- The Washington Times - Friday, June 17, 2011

Federal authorities have dismantled what investigators described on Friday as a “significant, national drug ring” operating in Virginia that made millions of dollars trafficking marijuana and recruiting college athletes to target fellow students for drug sales, prosecutors say.

“Marijuana is an addictive, dangerous gateway drug that often leads users to graduate to other deadly narcotics,” U.S. Attorney Neil H. MacBride in Alexandria said in announcing that 18 suspected drug gang members had been charged in the case. “Distributors often rely on guns and physical violence to enforce debts and ensure the success of their business, allured by the potential for significant profit peddling contraband.

The 18 were accused of participating in a nationwide distribution ring smuggling high-quality marijuana from growers in northern California to mid-level dealers in numerous states throughout the country. After coordinated arrests, 17 of the suspected conspirators were in custody and one remained a fugitive: Marvin Powers, Jr., 39, of Vallejo, Calif.

According to court documents, the ring was led by Anthony Guidry, Sr., 46, also of Vallejo, Calif., who prosecutors said trained and then worked with others as interconnected wholesale dealers of marijuana they either grew or purchased from the growers. From 2005 through the present, the documents said the conspirators took orders for various marijuana strains and shipped multi-pound quantities to suppliers in more than a dozen states.

A criminal complaint affidavit said many of the conspirators carried firearms while conducting drug sales and used weapons and assault to intimidate those who had not paid, including targeting the young children of those in debt to conspirators.

Prosecutors said Mr. Guidry was focused on extending his enterprise to as many states as possible, recruiting distributors from all walks of life, including college athletes, to help open distribution centers in cities and college campuses in Virginia, Georgia, Colorado, Kansas, Missouri, Texas, Louisiana, Florida, New York, New Jersey and Pennsylvania, according to court records.

The records said Mr. Guidry controlled more than 20 bank accounts that conspirators used to deposit proceeds from marijuana sales in whatever state sales were made. To avoid detection by police, the records said he also hired people to fly around the country to pick up bulk cash payments and return to California. The court documents also said Mr. Guidry was the owner of a company named “Daddy’s Girl Handyman,” which was based out of his residence and was a front to launder illicit drug proceeds and appear to have legitimate income.

Mr. Guidry is accused of using drug proceeds to purchase multiple homes, vehicles and a boat. In a two year period, investigators say he received deposits of nearly $1 million into his various accounts.

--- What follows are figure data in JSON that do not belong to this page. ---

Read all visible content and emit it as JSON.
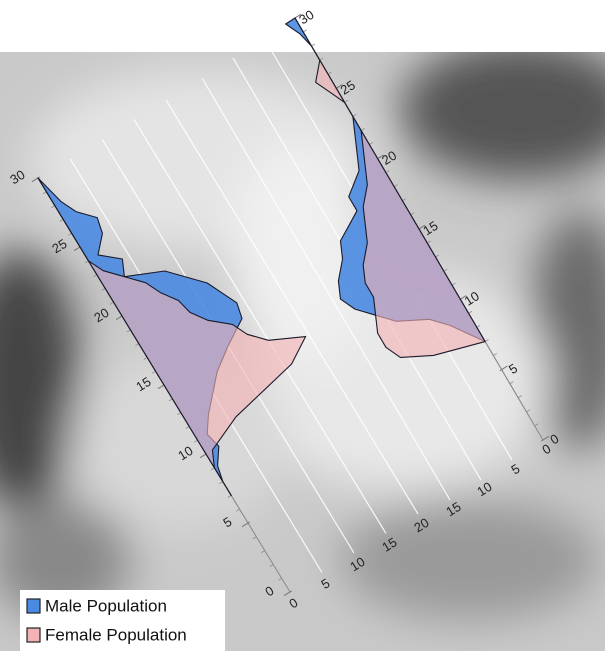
{
  "chart_data": {
    "type": "area",
    "x": [
      7,
      8,
      9,
      10,
      11,
      12,
      13,
      14,
      15,
      16,
      17,
      18,
      19,
      20,
      21,
      22,
      23,
      24,
      25,
      26,
      27,
      28,
      29,
      30
    ],
    "xlim": [
      0,
      30
    ],
    "xticks": [
      0,
      5,
      10,
      15,
      20,
      25,
      30
    ],
    "ylim": [
      0,
      20
    ],
    "yticks": [
      0,
      5,
      10,
      15,
      20
    ],
    "y2ticks": [
      0,
      5,
      10,
      15
    ],
    "grid": true,
    "series": [
      {
        "name": "Male Population",
        "color": "#4a8ae0",
        "values": [
          0,
          0,
          0.5,
          2,
          1.5,
          3,
          5,
          7,
          10,
          13.5,
          14,
          13,
          12,
          10,
          8,
          3,
          4,
          1.5,
          3.5,
          4,
          2,
          1,
          0.5,
          0
        ],
        "values2": [
          0,
          1.5,
          3,
          5,
          9,
          11,
          13,
          14,
          13,
          11,
          10,
          6,
          6,
          3,
          2,
          1,
          0,
          0,
          0,
          0,
          0,
          0,
          0.5,
          1.5
        ]
      },
      {
        "name": "Female Population",
        "color": "#f3b3b6",
        "values": [
          0,
          0,
          0,
          1,
          6,
          16,
          19.5,
          15,
          13,
          12,
          9.5,
          8,
          7.5,
          6,
          5,
          3,
          1,
          0,
          0,
          0,
          0,
          0,
          0,
          0
        ],
        "values2": [
          0,
          7,
          11,
          12,
          12,
          11,
          10,
          10,
          9,
          7,
          6,
          5,
          3,
          2,
          1,
          0,
          0,
          0,
          1,
          2,
          0,
          0,
          0,
          0
        ]
      }
    ]
  }
}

According to the affidavit, Mr. Guidry obtained wholesale marijuana for as little as $1,200 a pound, which he sold for as much as $5,000 per pound at the retail level. Investigators conservatively estimate that the conspiracy generated at least $2 million in profits during the course of the conspiracy. Prior to arrest, law enforcement had seized 71 pounds of marijuana and $161,980 in money orders from the conspirators.

Court records also show the drug ring was uncovered through the January 12 arrest of Moataz Mohammad Masoud, 26, of Alexandria. While detained on marijuana distribution charges, the records said Mr. Masoud telephoned other conspirators to ensure that they continued his marijuana dealing operation.

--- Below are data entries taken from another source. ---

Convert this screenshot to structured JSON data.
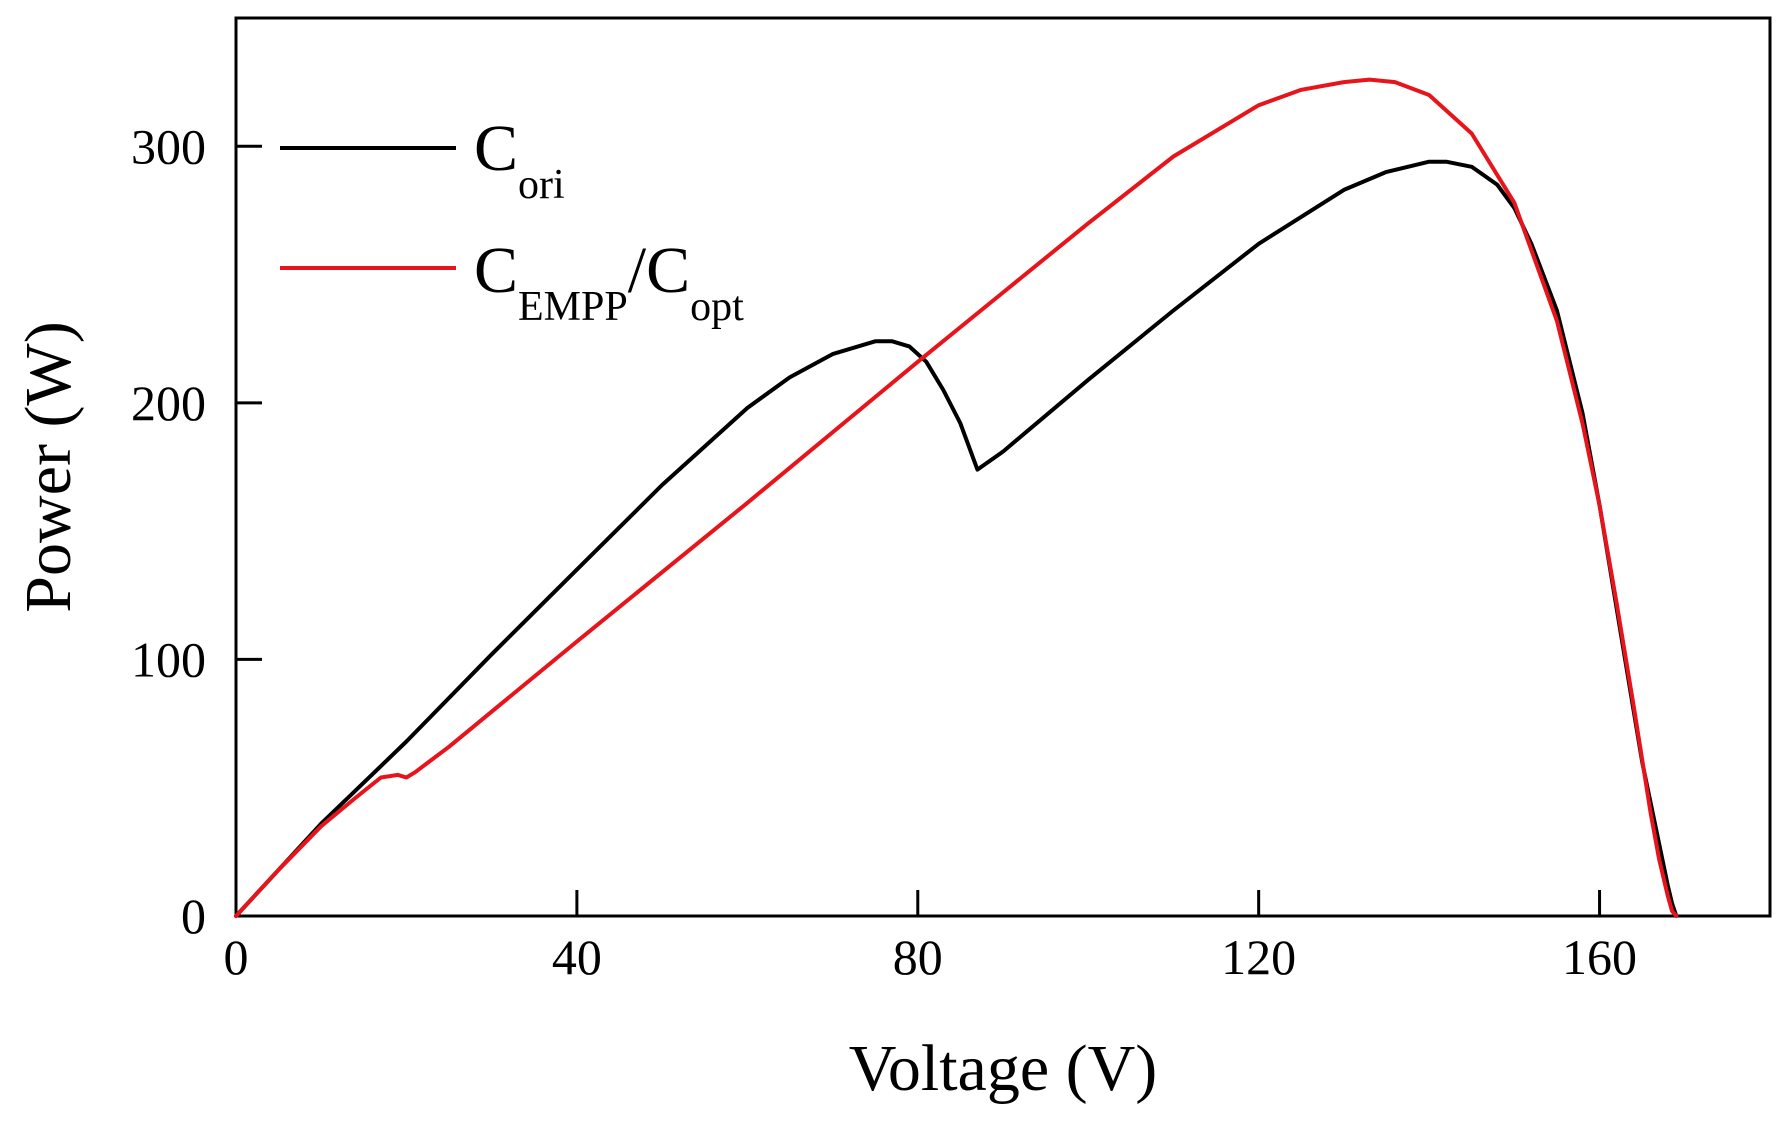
{
  "chart_data": {
    "type": "line",
    "xlabel": "Voltage (V)",
    "ylabel": "Power (W)",
    "xlim": [
      0,
      180
    ],
    "ylim": [
      0,
      350
    ],
    "xticks": [
      0,
      40,
      80,
      120,
      160
    ],
    "yticks": [
      0,
      100,
      200,
      300
    ],
    "grid": false,
    "legend_position": "top-left",
    "series": [
      {
        "name": "C_ori",
        "label_main": "C",
        "label_sub": "ori",
        "color": "#000000",
        "x": [
          0,
          5,
          10,
          15,
          20,
          30,
          40,
          50,
          60,
          65,
          70,
          73,
          75,
          77,
          79,
          81,
          83,
          85,
          87,
          90,
          100,
          110,
          120,
          130,
          135,
          140,
          142,
          145,
          148,
          150,
          152,
          155,
          158,
          160,
          163,
          165,
          167,
          168,
          168.5,
          169
        ],
        "y": [
          0,
          18,
          36,
          52,
          68,
          102,
          135,
          168,
          198,
          210,
          219,
          222,
          224,
          224,
          222,
          216,
          205,
          192,
          174,
          181,
          209,
          236,
          262,
          283,
          290,
          294,
          294,
          292,
          285,
          276,
          262,
          236,
          196,
          160,
          100,
          60,
          28,
          12,
          5,
          0
        ]
      },
      {
        "name": "C_EMPP/C_opt",
        "label_main": "C",
        "label_sub": "EMPP",
        "label_sep": "/C",
        "label_sub2": "opt",
        "color": "#e8141b",
        "x": [
          0,
          5,
          10,
          14,
          17,
          19,
          20,
          21,
          25,
          40,
          60,
          80,
          90,
          100,
          110,
          120,
          125,
          130,
          133,
          136,
          140,
          145,
          150,
          155,
          158,
          160,
          162,
          164,
          166,
          167,
          168,
          168.5,
          169
        ],
        "y": [
          0,
          18,
          35,
          46,
          54,
          55,
          54,
          56,
          66,
          107,
          161,
          216,
          243,
          270,
          296,
          316,
          322,
          325,
          326,
          325,
          320,
          305,
          278,
          232,
          192,
          160,
          122,
          82,
          40,
          22,
          8,
          2,
          0
        ]
      }
    ]
  }
}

According to the records, James Cutri, 22, of Springfield, is the leader of a marijuana and oxycontin distribution network based in Virginia.

Others arrested were Nahom Hagos, 23, of Alexandria; Yonata Hagos, 24, of Alexandria; Justin Johnson, 23, of Pittsburg, Calif.; Cristina Patino, 28 of Pittsburg, Calif.;Munir Abdalla Saad, 36, of Benicia, Calif.; Noe Briones, 26, of Rodeo, Calif.; Nathaniel Wilson and Jeremiah Wilson, twin brothers, 26, of Atlanta, Ga.; Julius Watson III, 23, of Sacramento, Calif.; Tracy King, 44, of Norfolk; Tiffany Solorio, 22, of Rio Linda, Calif.; Anthony Giuliani, 44, and Annette Ross, 51, of Covelo, Calif.; and Robert Williams, 22, of Springfield.